Stiamo facendo abbastanza, per l’Ucraina?
Paolo Giordano
Sembra che nessuno abbia il
coraggio di dire che l’invasione dell’Ucraina rappresenta il fallimento
della pace basata sulla deterrenza nucleare. O forse non l’ho sentito
dire io. Il principio della deterrenza ha funzionato per quasi
ottant’anni, e ottant’anni sono un tempo breve o lungo a seconda di come
lo si guarda.
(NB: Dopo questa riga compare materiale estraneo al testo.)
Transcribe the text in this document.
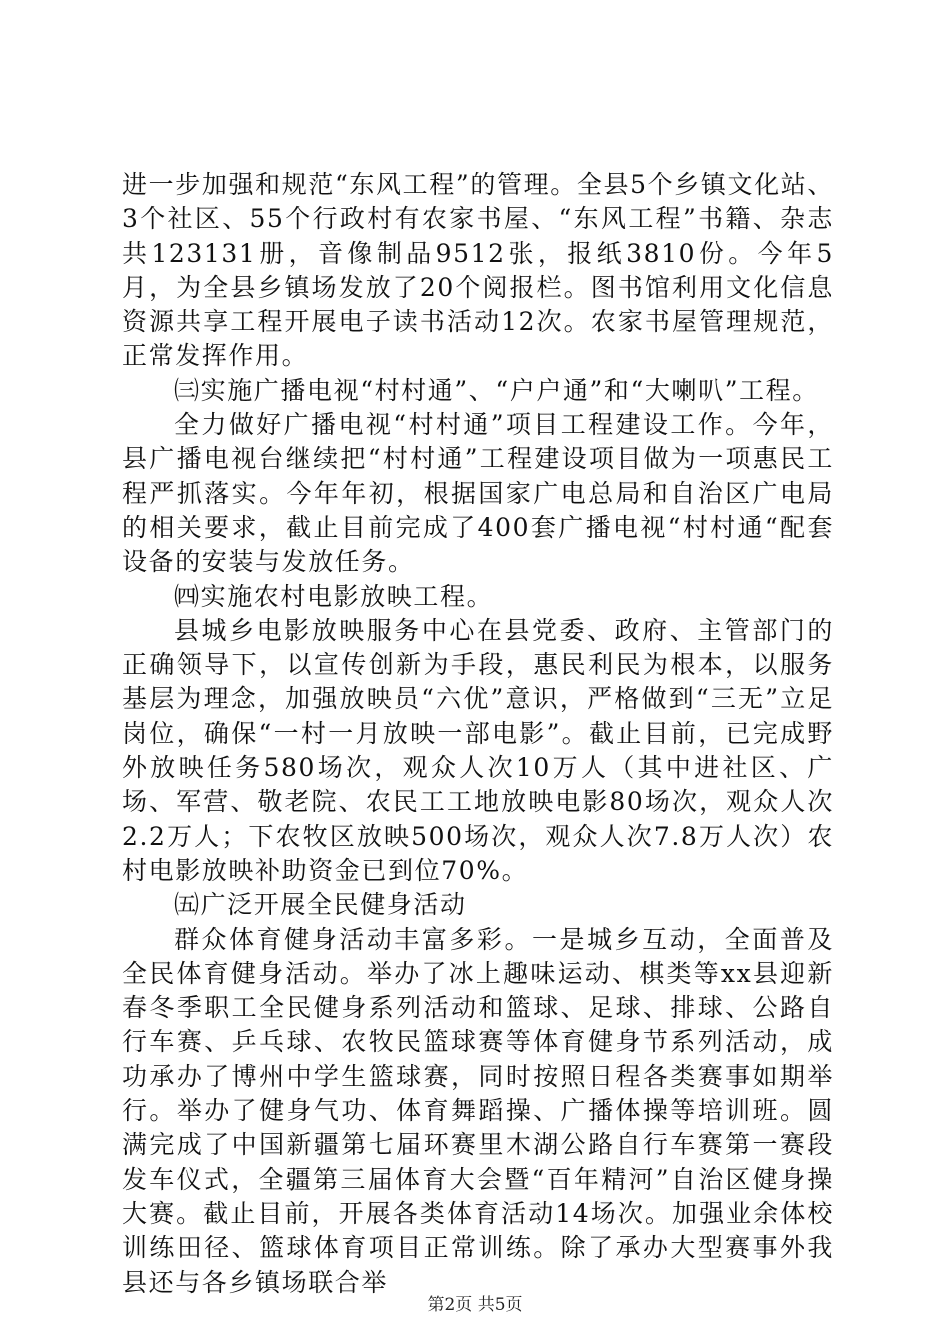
进一步加强和规范“东风工程”的管理。全县5个乡镇文化站、3个社区、55个行政村有农家书屋、“东风工程”书籍、杂志共123131册，音像制品9512张，报纸3810份。今年5月，为全县乡镇场发放了20个阅报栏。图书馆利用文化信息资源共享工程开展电子读书活动12次。农家书屋管理规范，正常发挥作用。

㈢实施广播电视“村村通”、“户户通”和“大喇叭”工程。

全力做好广播电视“村村通”项目工程建设工作。今年，县广播电视台继续把“村村通”工程建设项目做为一项惠民工程严抓落实。今年年初，根据国家广电总局和自治区广电局的相关要求，截止目前完成了400套广播电视“村村通“配套设备的安装与发放任务。

㈣实施农村电影放映工程。

县城乡电影放映服务中心在县党委、政府、主管部门的正确领导下，以宣传创新为手段，惠民利民为根本，以服务基层为理念，加强放映员“六优”意识，严格做到“三无”立足岗位，确保“一村一月放映一部电影”。截止目前，已完成野外放映任务580场次，观众人次10万人（其中进社区、广场、军营、敬老院、农民工工地放映电影80场次，观众人次2.2万人；下农牧区放映500场次，观众人次7.8万人次）农村电影放映补助资金已到位70%。

㈤广泛开展全民健身活动

群众体育健身活动丰富多彩。一是城乡互动，全面普及全民体育健身活动。举办了冰上趣味运动、棋类等xx县迎新春冬季职工全民健身系列活动和篮球、足球、排球、公路自行车赛、乒乓球、农牧民篮球赛等体育健身节系列活动，成功承办了博州中学生篮球赛，同时按照日程各类赛事如期举行。举办了健身气功、体育舞蹈操、广播体操等培训班。圆满完成了中国新疆第七届环赛里木湖公路自行车赛第一赛段发车仪式，全疆第三届体育大会暨“百年精河”自治区健身操大赛。截止目前，开展各类体育活动14场次。加强业余体校训练田径、篮球体育项目正常训练。除了承办大型赛事外我县还与各乡镇场联合举

第2页 共5页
Ma il principio della deterrenza ha sempre funzionato
«fino a prova contraria». Ora la prova contraria è arrivata, e si chiama
Ucraina.
Gli esperti di provocazioni Nato mi perdoneranno se
dopo le immagini arrivate da Bucha oso semplificare un po’, ma davvero
non riesco a spiegare il nostro atteggiamento verso questa guerra
diversamente: stiamo lasciando che
un popolo che sentiamo vicino, europeo, e che vorremmo soccorrere,
anzi che merita di essere soccorso, venga invece invaso e massacrato,
perché temiamo una ritorsione nucleare nei nostri confronti. Da
garanzia di pace, la deterrenza è quindi diventata il suo opposto:
garanzia di impunità, di diritto all’aggressione, nonché della nostra
impotenza al riguardo.
Ma esiste anche un’altra forma di deterrenza in cui
credevamo, e che fallisce oggi, sempre in Ucraina: quella
dell’informazione. L’idea, forse
ingenua eppure presente in molti di noi, che sotto i riflettori accesi
non si potessero commettere determinate atrocità. L’idea
che lo sguardo della comunità internazionale avesse un potere
dissuasivo rispetto alle ambizioni sfrenate dei singoli, perché siamo
tutti legati, quanto meno da interessi economici. «Il mondo sta guardando» è un avvertimento che ci ha rassicurato a lungo, implicitamente, proprio come la «pace nucleare».
Se
crimini contro l’umanità si erano prodotti in alcune aree di recente,
era stato anche perché quei luoghi erano parzialmente fuori dal cono di
luce dell’informazione, quindi meno protetti. Ma l’Ucraina no. Non c’era
alcun dubbio che il mondo avrebbe visto lo slalom di quel mezzo
militare fra i corpi giustiziati, che avrebbe visto le foto satellitari
della fossa comune e quelle ravvicinate dei corpi ammassati e
carbonizzati. Allora come si spiega Bucha?
Si spiega, forse, con la consapevolezza nuova che non esiste nessun mondo che guarda. Esistono invece più mondi, almeno due,
nei quali la realtà è addirittura speculare. E in uno di questi mondi,
non ha alcuna importanza che gli altri stiano guardando o meno, che
sappiano. Essere sotto i riflettori accesi non è più una salvezza per
nessuno. Se avevamo creduto in un mondo ormai unificato, almeno dalla
tecnologia, be’, ci eravamo illusi. Da più di un mese (ma in effetti dal
2014) gli ucraini ci stanno dicendo con la massima chiarezza, non a
quale mondo vorrebbero appartenere, ma a quale già appartengono. Ma per
noi? All’indomani di Bucha abbiamo l’obbligo di domandarcelo: di quale dei due mondi fa parte l’Ucraina, per noi?